In de aanvulling van haar beroepschrift van 19 september 1983, blz. 2, omschreef de belanghebbende haar waarderingssysteem als

‘’kostprijs - verminderd met afschrijving - of lagere bedrijfswaarde’’.

In geschil is, of de bedrijfswaarde per 31 december 1980 lager is dan de kostprijs en, zo ja, in hoeverre.

Het Gerechtshof te Amsterdam overwoog in zijn, thans bestreden, uitspraak van 11 juli 1984, nr. 5234/82, onder V, blz. 3:

‘’Voor de berekening van het rendement op onroerende goederen pleegt uitgegaan te worden van de actuele marktwaarde. Indien de boekwaarde aanmerkelijk hoger is dan de marktwaarde zal uitgaande van die hoge boekwaarde een rendement berekend worden dat, naar evenredigheid van het waardeverschil, lager is dan het actuele rendement op onroerende goederen. Deze overwegingen leiden tot de gevolgtrekking dat voor een onderneming tot exploitatie van onroerende goederen de aantoonbaar lagere marktwaarde ook leidt tot een aantoonbaar lagere bedrijfswaarde.’’

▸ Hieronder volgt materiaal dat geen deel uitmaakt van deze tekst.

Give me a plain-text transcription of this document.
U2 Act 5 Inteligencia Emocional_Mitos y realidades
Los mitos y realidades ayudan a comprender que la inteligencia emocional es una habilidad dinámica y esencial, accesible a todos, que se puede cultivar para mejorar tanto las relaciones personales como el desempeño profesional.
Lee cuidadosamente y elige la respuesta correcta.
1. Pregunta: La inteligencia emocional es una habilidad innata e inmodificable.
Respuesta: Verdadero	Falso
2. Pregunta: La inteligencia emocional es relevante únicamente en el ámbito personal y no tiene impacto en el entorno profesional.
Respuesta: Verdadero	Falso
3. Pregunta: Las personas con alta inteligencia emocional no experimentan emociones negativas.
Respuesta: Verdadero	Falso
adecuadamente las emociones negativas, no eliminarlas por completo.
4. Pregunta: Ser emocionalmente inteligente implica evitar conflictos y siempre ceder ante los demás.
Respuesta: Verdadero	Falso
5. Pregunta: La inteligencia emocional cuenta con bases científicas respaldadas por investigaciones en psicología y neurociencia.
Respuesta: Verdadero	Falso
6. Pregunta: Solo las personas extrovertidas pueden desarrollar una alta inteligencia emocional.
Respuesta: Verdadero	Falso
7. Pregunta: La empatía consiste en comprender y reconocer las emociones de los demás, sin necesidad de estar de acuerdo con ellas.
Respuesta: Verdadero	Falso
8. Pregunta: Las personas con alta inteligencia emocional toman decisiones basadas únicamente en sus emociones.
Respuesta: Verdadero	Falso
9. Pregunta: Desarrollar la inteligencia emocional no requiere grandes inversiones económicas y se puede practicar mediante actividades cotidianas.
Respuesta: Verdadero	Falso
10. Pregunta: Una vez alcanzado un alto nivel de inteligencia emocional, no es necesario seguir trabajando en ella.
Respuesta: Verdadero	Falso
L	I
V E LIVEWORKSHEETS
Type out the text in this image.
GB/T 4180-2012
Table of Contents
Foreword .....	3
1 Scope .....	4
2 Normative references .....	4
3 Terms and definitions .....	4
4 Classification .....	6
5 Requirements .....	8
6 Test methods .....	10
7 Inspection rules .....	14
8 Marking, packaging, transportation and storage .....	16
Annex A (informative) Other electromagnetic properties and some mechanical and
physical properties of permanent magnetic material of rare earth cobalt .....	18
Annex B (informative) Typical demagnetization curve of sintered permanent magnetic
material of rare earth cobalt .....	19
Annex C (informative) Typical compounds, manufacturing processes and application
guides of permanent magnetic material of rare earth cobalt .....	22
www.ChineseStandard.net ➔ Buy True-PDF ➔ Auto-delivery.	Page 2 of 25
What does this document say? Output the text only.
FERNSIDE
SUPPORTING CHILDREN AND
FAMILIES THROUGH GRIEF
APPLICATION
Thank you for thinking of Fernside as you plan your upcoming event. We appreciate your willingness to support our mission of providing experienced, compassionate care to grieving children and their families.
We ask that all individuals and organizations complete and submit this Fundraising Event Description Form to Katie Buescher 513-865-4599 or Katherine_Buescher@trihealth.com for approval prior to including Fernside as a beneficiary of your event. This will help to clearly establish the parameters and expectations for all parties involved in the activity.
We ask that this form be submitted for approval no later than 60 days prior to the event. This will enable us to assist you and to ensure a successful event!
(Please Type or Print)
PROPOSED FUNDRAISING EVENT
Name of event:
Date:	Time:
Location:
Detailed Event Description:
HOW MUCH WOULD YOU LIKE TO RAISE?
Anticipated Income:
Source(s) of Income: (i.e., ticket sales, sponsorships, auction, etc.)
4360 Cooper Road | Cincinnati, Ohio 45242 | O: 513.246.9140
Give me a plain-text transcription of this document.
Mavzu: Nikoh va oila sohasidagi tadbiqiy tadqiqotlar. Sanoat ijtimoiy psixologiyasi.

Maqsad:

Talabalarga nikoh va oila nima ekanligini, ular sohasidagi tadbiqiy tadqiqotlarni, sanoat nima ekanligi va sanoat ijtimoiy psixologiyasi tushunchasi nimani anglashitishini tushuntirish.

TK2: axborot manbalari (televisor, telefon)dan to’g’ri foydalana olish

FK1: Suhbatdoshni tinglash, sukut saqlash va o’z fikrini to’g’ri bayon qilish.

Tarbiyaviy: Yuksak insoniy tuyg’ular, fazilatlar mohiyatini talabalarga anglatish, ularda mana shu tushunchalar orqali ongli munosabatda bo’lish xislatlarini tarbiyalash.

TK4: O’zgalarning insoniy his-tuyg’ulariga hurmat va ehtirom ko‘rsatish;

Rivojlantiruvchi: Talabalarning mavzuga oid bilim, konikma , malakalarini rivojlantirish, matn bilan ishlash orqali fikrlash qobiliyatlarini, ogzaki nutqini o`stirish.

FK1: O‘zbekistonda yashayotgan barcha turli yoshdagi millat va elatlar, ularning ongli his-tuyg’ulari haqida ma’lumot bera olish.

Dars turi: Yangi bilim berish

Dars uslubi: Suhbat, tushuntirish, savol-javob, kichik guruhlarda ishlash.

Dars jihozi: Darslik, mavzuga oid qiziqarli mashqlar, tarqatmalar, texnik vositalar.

b. Nadere analyse van de feiten.

1. In de aanvulling van haar beroepschrift, blz. 1, betoogde de belanghebbende: de

‘’koopsom kwam overeen met de taxatiewaarde in een vóór de aankoop opgemaakt taxatie-rapport (bijlage I). De B.V. had de intentie dit pand gesplitst te gaan verhuren’’;

(blz. 4)

‘’Kort na de aankoop van het pand is de onroerend-goed-markt in elkaar gezakt.’’

Het als bijlage I bijgevoegde Taxatie-Rapport noemt de getaxeerde grootheid

‘’verkoopwaarde’’.

2. In zijn Vertoogschrift, blz. 4, schreef de Inspecteur:

‘’Weliswaar bestond er in de tweede helft (van 1980) een voortzettende dalende tendens in de prijzen van onroerend goed, doch ... bestond die dalende tendens reeds ten tijde van de aanschaf van het pand.’’

3. Het Hof heeft vastgesteld (onder II, blz. 2):

‘’Tegen het einde van het jaar 1980 was de feitelijke situatie met betrekking tot dit pand als volgt: Souterrain met eigen opgang - verhuurd aan een fotograaf voor f 1.000,-- per maand Beletage - onverhuurd, leeg 1e etage - verhuurd aan de echtgenote van de directeur/aandeelhouder voor een door haar gedreven ... antiquariaat 2e etage en zolderverdieping - verhuurd aan de directeur/aandeelhouder als woonhuis.’’

4. Van de zijde van de belanghebbende is ter zitting van het Hof een Pleitnota overgelegd. Deze is door het Hof in zijn uitspraak, onder I, 2e alinea, blz. 1, tot de stukken gerekend.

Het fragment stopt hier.